Information Economics: Adverse Selection Notes
Introduction
- Adverse Selection (AS) occurs when one party has more information before signing a contract that the other party cares about.
- Example: A worker knows how talented they are, but the principal (employer) doesn't. The principal would like to hire a talented worker.
- The informed party (agent) may lie to profit from their private information; the uninformed party (principal) will try to mitigate this information disadvantage.
- This can lead to inefficiencies, and the goal is to characterize the optimal contract under AS (the second best solution).
- In reality, both adverse selection and moral hazard can be present, but for simplicity, they are often studied separately.
Introduction (2)
- Examples of Adverse Selection:
- Health (medical insurance market)
- Labor markets
- Regulated firm knows more about its costs and market conditions
- Car quality (second-hand market)
- Principal will try to reduce informational disadvantage, creating a situation for the agent to reveal his private information
The Market for Lemons
- Model introduced by Akerlof (1970) to describe adverse selection.

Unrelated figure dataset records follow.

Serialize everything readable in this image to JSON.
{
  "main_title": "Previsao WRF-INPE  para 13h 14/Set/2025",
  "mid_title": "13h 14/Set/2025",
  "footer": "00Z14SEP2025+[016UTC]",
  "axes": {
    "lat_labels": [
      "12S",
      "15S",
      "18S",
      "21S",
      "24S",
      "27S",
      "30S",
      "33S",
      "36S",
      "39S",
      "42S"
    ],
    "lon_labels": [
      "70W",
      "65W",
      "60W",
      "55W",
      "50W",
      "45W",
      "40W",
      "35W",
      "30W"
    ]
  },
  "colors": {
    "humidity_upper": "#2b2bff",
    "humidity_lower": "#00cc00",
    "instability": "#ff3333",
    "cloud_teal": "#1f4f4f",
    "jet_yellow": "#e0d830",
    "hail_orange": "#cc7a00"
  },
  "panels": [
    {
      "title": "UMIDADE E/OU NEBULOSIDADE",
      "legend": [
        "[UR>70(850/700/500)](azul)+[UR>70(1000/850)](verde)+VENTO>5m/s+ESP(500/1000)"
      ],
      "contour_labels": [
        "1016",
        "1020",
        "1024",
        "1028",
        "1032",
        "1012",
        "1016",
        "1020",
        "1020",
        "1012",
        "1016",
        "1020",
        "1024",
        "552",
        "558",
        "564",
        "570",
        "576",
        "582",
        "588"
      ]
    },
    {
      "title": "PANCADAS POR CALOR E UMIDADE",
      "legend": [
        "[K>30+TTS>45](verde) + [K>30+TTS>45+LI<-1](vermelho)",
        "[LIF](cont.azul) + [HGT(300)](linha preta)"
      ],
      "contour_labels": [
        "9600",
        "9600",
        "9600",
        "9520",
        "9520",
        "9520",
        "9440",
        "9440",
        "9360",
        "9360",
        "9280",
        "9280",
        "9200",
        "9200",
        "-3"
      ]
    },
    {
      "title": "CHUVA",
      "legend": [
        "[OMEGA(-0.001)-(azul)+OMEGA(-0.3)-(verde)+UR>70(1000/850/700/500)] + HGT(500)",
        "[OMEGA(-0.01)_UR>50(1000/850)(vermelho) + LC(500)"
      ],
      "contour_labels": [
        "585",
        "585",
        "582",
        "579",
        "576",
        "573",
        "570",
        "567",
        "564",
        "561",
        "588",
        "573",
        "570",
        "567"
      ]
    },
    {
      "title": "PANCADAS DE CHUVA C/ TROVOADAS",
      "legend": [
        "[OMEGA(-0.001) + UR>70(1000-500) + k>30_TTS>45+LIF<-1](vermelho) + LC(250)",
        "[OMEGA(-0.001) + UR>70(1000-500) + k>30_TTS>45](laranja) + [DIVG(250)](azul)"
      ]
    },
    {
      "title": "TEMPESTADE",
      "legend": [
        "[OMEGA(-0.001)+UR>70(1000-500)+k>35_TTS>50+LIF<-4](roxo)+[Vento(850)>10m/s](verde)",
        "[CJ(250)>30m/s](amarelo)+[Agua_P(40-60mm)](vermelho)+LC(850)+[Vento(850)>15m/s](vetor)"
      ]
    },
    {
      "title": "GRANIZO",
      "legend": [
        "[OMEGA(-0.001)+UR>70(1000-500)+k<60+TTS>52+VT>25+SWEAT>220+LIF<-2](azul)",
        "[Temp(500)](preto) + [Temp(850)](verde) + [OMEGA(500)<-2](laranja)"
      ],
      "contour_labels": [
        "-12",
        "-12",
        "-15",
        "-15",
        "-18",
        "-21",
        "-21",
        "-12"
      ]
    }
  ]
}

- Considers a used car market where car quality q is uniformly distributed on (0, a).
- A seller values a car of quality q at q, while a buyer values it at bq, where b > 1.
- With perfect information, each car would be sold at a price p(q) \in [q, bq] leading to a separate market for each quality level.
- When only sellers know the quality of their cars, the price cannot depend on q.
- The price cannot exceed a/2, the average quality of all used cars.
- Only sellers with cars of quality q \leq p would consider selling, leading to adverse selection.
- The average quality of cars offered for sale becomes p/2, not a/2.
- If b \geq 2, buyers will buy these cars. However, if b < 2, supply and demand may never meet.
- As the price decreases, only the worst cars remain in the market, causing demand to fall with the price.
- Removing asymmetric information (e.g., through reputation systems like Airbnb, eBay, Wallapop) can create a market that wouldn't otherwise exist.
Adverse Selection in the Labor Market
- Firms want to hire hard-working workers, but workers have better knowledge of their work ethic.
- With perfect information, firms would offer different contracts to hard-working and lazy workers, with corresponding pay.
- Firms can offer multiple contracts designed to encourage workers to self-select into the contract that suits their type.
- This section will study how firms offer contracts to agents of different types.
The Model
- Similar to models for moral hazard.
- An agent exerts effort a, resulting in a deterministic output \pi(a).
- The principal offers a contract specifying the required effort and wage w.